I love my son. I love him already. As I type this tonight, I watch him in his bouncer, snuggled up and asleep. I know it won’t last, and he’ll have to be fed soon, but while I have a few moments to reflect on the past week, I realize I have the opportunity to remember my father in a new way. His words, his lessons, his humor and his kindness will be passed on to my son. It won’t quite be the same, and I would give anything to have Jackson be able to see his Grandpa’s face, and to see the look on my Dad’s face. I would want to show off, I would want to say: “look what I’ve done”, and I would want to see them connect. It isn’t a question of whether or not I want his praise, though I know he loved me. It just…would have been nice to have them connect. Just a few days, and he could have heard his voice. Just a few days and he could have seen his face.

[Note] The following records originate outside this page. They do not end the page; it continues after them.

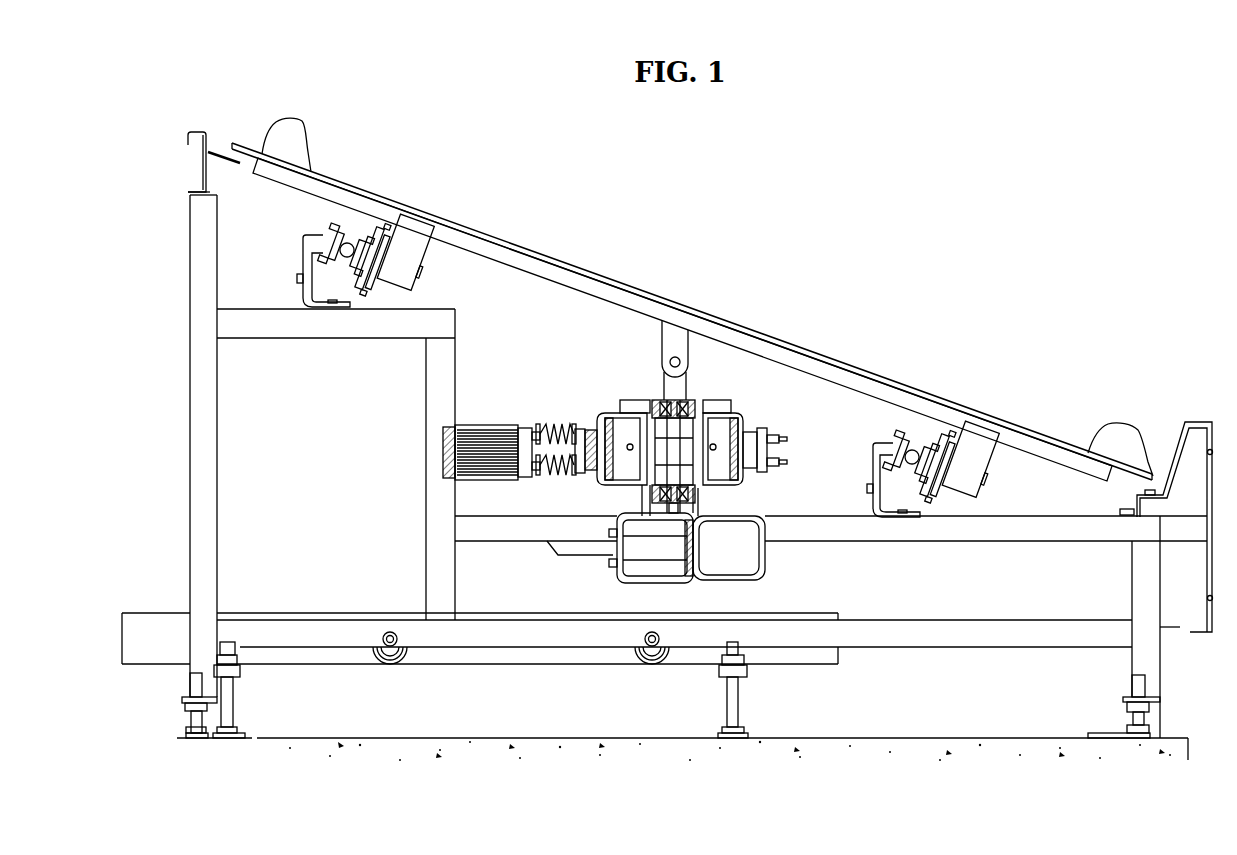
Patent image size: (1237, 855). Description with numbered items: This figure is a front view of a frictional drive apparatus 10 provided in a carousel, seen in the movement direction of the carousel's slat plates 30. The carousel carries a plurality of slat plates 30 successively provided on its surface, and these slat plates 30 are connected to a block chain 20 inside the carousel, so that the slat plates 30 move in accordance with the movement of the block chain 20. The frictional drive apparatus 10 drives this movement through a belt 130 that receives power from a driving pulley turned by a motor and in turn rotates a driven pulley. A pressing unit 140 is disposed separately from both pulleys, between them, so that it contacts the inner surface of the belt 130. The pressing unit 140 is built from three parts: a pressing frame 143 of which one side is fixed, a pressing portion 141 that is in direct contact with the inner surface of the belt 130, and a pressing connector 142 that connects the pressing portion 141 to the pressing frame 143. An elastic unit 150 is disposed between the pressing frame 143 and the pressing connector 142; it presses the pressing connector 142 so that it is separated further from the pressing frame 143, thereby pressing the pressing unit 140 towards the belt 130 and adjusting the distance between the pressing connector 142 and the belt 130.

The frictional drive apparatus 10 is at (593, 495).
The block chain 20 is at (717, 397).
The slat plates 30 is at (878, 369).
The belt 130 is at (667, 410).
The pressing unit 140 is at (700, 232).
The pressing portion 141 is at (627, 413).
The pressing connector 142 is at (600, 408).
The pressing frame 143 is at (534, 417).
The elastic unit 150 is at (556, 483).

I miss my dad, and I wish my son could have met the man. I know there’s some poetic cyclical closure to be had, and maybe someday I’ll be able to appreciated the profoundness of it all. But for now, that’s bullshit. It would have been nice to see the connection, to ask my father for advice on ways to raise my kid, to see the joy in his eyes as he made his grandson laugh. It would have been nice to watch him come up the walk and see our new place, and the home we have built with a complete family living inside in my life. That can’t happen now.
I’m overjoyed to have my son in my life, and I think it’s the best way I’ve been able to deal cope handle the sense of loss, or at least compartmentalize it for now. I realize this post is contrary and conflicting. I’m realizing that I’m not sure how I’ll ever reconcile the two events in any clear way. I’m pretty sure it won’t be in a neat little made-for-TV bow where “one life goes out as one comes in”. I just don’t know right now, and I think that’s okay. Thanks to everyone for their warm wishes. Thanks to everyone for their support. I’m as okay as I think I can be. There’s much to think about, and perhaps there’s nothing to think about. For now, I will cherish the new life of my son while keeping my dad in my mind and heart for guidance, support and laughter.
I miss you Dad, and I love you, Jackson. It would have been nice to have you meet one another.